Strat-o-Matic also considers the fielders.  If an outcome says “GB SS(X)”, the “x” means the play will unfold based on the shortstop’s fielding range and ability.  Each infielder is rated on two fielding scales: range and errors.  Range is ranked from one (best) to five.  The probability a fielder will make an error is based on the number of errors he made that year.  

Sandy Koufax's 1966 card. Notice there aren't many hits or walks and many strikeouts.


Without explaining each rule, I’ll just mention everything that’s considered in a game of Strat-o-Matic baseball: an outfielder’s arm, a catcher’s arm, a pitcher’s ability to hold runners, a hitter’s hit-and-run and bunting ability, a baserunner’s speed,  ability to get a good lead for a stolen base and stolen base chances, a pitcher’s likelihood to commit a balk or wild pitch as well as his endurance, a catcher’s throwing error rate as well as his passed ball ratio and a hitter’s clutch-hitting ability.  Strat-o-Matic also takes into consideration the size of a ballpark and the likelihood for home runs and singles.  

There’s also a 20-sided die involved for most plays, which makes it even more geeky.  Just about every aspect of baseball is considered in Strat-o-Matic.  You can purchase many season sets from the dead-ball era through the 2009 season.  I own the 2004, 1966 (Koufax’s final year) and 1911 sets (Ty Cobb and Joe Jackson bat over .400).  For the 2004 set I took the top five teams in the leagues and made them give up their two best players to the bottom five teams in the league for better parity.  After dividing the teams into five divisions, I played out a small season of about 10 games apiece and had a playoff to determine the champ (Florida Marlins).  

For the 1966 season I left the teams as they were and created an unbalanced schedule with two divisions.  I wondered if I’d end up with a Baltimore vs. Los Angeles finals, but it played out differently.  The Twins ended up defeating the Astros in the finals.  

The main page of the Excel spreadsheet of my 1966 season. I split the leagues into two divisions and created an unbalanced schedule: one game against other division teams and three against own division rivals.


I’m a little over halfway through my 1911 season.  The AL half is done with the Philadelphia Athletics easily taking the pennant (much like what really happened). 

When I’m in the mood to play (usually in the fall and winter months), I’ll take in four or five games a week.  Playing a game includes throwing at least three dice for every at bat and scoring the game.  The depth of scoring is up to the player.  I started simply keeping track of wins and losses for each team, but have progressed to keeping basic hitting and pitching stats.  I keep hitting statistics for the first four or five batters in a lineup and all pitchers.  

I work nights and don’t have kids, so I’m usually up until at least four a.m.  What else am I going to do with my time in the middle of a Wisconsin winter after I’ve exercised, socialized with friends, watched a movie and read a book?   I read somewhere that baseball broadcaster John Miller honed his play-by-play skills playing Strat as a kid.  

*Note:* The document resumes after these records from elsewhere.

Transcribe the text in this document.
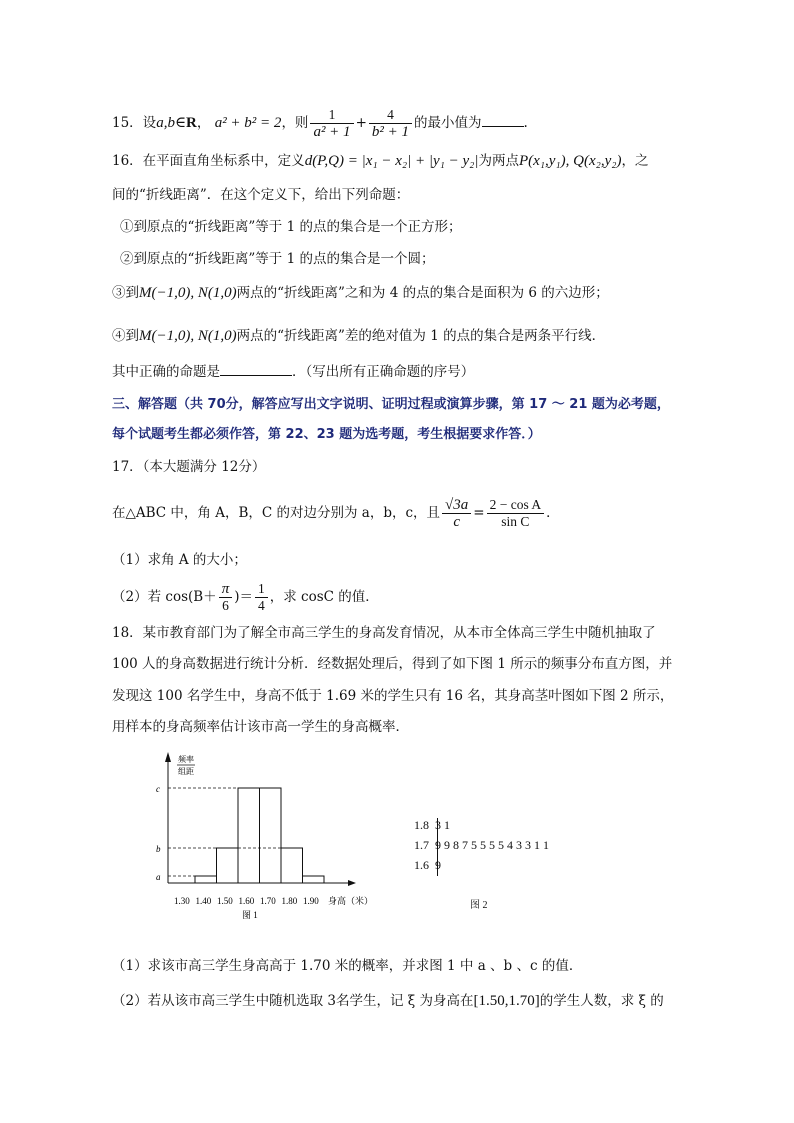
15．设a,b∈R， a² + b² = 2，则 $\frac{1}{\text{a² + 1}} + \frac{4}{\text{b² + 1}}$ 的最小值为	.
16．在平面直角坐标系中，定义d(P,Q) = |x₁ − x₂| + |y₁ − y₂|为两点P(x₁,y₁), Q(x₂,y₂)，之
间的“折线距离”．在这个定义下，给出下列命题：
①到原点的“折线距离”等于 1 的点的集合是一个正方形；
②到原点的“折线距离”等于 1 的点的集合是一个圆；
③到M(−1,0), N(1,0)两点的“折线距离”之和为 4 的点的集合是面积为 6 的六边形；
④到M(−1,0), N(1,0)两点的“折线距离”差的绝对值为 1 的点的集合是两条平行线．
其中正确的命题是	．（写出所有正确命题的序号）
三、解答题（共 70分，解答应写出文字说明、证明过程或演算步骤，第 17 ～ 21 题为必考题，
每个试题考生都必须作答，第 22、23 题为选考题，考生根据要求作答．）
17．（本大题满分 12分）
在△ABC 中，角 A，B，C 的对边分别为 a，b，c，且 $\frac{√3a}{c} = \frac{\text{2 − cos A}}{\text{sin C}}$ ．
（1）求角 A 的大小；
（2）若 $\cos(B+ \frac{\pi}{6}$ )＝ $\frac{1}{4}$ ，求 cosC 的值．
18．某市教育部门为了解全市高三学生的身高发育情况，从本市全体高三学生中随机抽取了
100 人的身高数据进行统计分析．经数据处理后，得到了如下图 1 所示的频事分布直方图，并
发现这 100 名学生中，身高不低于 1.69 米的学生只有 16 名，其身高茎叶图如下图 2 所示，
用样本的身高频率估计该市高一学生的身高概率．
频率
组距
1.30 1.40 1.50 1.60 1.70 1.80 1.90
c
b
a
身高（米）
图 1
1.8 3 1
1.7 9 9 8 7 5 5 5 5 4 3 3 1 1
1.6 9
图 2
（1）求该市高三学生身高高于 1.70 米的概率，并求图 1 中 a 、b 、c 的值．
（2）若从该市高三学生中随机选取 3名学生，记 ξ 为身高在[1.50,1.70]的学生人数，求 ξ 的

It’s dorky, I know.  But when I think of the time I’ve spent over the statistics and simulated play, I think of other people using that time to watch Two and Half Men or read James Patterson novels or watch the first three quarters of an NBA game.  Then I realize that everyone wastes time in their life.  If you’re going to waste time, it might as well be with something you’re passionate about and doesn’t involve dampening your eyesight or dropping your brain cell count. 

My 1911 season so far. The American League schedule is complete and I've just started the National League.